According to filings in a 2018 lawsuit between Fintiklis’ company and the Trump Organization, the contract between the two entities was designed to incentivize Trump employees at the Panama hotel to perform well. The Trump Organization got 3.5 percent of the hotel’s operating revenue every year and additional payments “if certain contractually prescribed benchmarks are met.” Trump Organization employees had not “come close” to meeting those benchmarks for years, according to the lawsuit.
In other words, extra business from deep-pocketed guests like the Pentagon could have been a boon for the Trump Organization.
Jordan Libowitz, a spokesperson for Citizens for Responsibility and Ethics in Washington, said the Pentagon’s spending at Trump-branded properties could violate a law blocking the president from receiving payment other than his salary from the government.
“If there’s a profit-sharing agreement and his company benefits from people staying at this hotel, then it can be seen as a potential domestic emolument where the government is finding a way to pay the president’s company,” Libowitz said.

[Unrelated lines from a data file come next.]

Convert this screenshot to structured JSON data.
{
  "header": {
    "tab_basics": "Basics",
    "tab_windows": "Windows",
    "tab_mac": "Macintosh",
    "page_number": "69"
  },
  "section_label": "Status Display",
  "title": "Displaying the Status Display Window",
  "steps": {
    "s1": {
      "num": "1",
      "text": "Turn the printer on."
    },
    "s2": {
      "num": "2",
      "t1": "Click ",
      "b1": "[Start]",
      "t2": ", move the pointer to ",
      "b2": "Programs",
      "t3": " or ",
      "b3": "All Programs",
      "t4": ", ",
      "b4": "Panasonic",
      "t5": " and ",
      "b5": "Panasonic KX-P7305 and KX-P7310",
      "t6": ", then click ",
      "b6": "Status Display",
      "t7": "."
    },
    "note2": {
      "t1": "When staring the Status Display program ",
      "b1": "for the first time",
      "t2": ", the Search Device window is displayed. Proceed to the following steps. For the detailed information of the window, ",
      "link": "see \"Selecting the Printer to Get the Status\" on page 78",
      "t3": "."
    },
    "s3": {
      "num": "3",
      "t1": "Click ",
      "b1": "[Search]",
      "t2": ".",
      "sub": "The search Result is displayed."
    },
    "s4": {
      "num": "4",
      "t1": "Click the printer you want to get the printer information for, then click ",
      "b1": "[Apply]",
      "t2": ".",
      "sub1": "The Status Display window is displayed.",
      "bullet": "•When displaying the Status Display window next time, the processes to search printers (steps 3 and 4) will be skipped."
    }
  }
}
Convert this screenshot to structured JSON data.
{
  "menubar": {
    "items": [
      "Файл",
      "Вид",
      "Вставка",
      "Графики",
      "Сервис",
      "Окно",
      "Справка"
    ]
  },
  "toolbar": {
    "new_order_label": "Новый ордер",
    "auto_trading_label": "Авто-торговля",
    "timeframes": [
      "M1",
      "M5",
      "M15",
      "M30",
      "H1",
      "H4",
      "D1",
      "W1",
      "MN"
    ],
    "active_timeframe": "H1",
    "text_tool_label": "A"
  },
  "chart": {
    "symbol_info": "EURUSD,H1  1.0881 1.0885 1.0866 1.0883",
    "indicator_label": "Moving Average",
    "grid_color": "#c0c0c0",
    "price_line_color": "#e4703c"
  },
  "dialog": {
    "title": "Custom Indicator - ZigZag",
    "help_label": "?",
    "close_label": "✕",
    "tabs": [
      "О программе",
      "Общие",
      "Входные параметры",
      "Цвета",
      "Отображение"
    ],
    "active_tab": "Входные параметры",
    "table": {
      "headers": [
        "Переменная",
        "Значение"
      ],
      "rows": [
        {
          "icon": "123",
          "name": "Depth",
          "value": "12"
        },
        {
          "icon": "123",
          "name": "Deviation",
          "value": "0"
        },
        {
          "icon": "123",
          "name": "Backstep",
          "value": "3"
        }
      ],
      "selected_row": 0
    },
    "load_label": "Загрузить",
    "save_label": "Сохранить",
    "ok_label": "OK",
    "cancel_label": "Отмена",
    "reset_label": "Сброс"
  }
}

“We don’t know to a full extent how the Trump Organization’s internal business mechanisms work,” he continued. “We don’t know what money is going where and that’s a problem when the president still owns a significant share of the profit.”
This particular Trump-branded property has long been adjacent to scandal. NBC News found last year that the property had a host of seedy associations, and was “riddled with brokers, customers and investors who have been linked to drug trafficking and international crime.”
Despite massive criticism, Trump hasn’t meaningfully divested from his business. His two adult sons now officially run it. They say they don’t discuss it with him. The Daily Beast reported in December that an official at the Trump hotel in Washington D.C. told an acquaintance that Trump asked him how his presidency was impacting the business.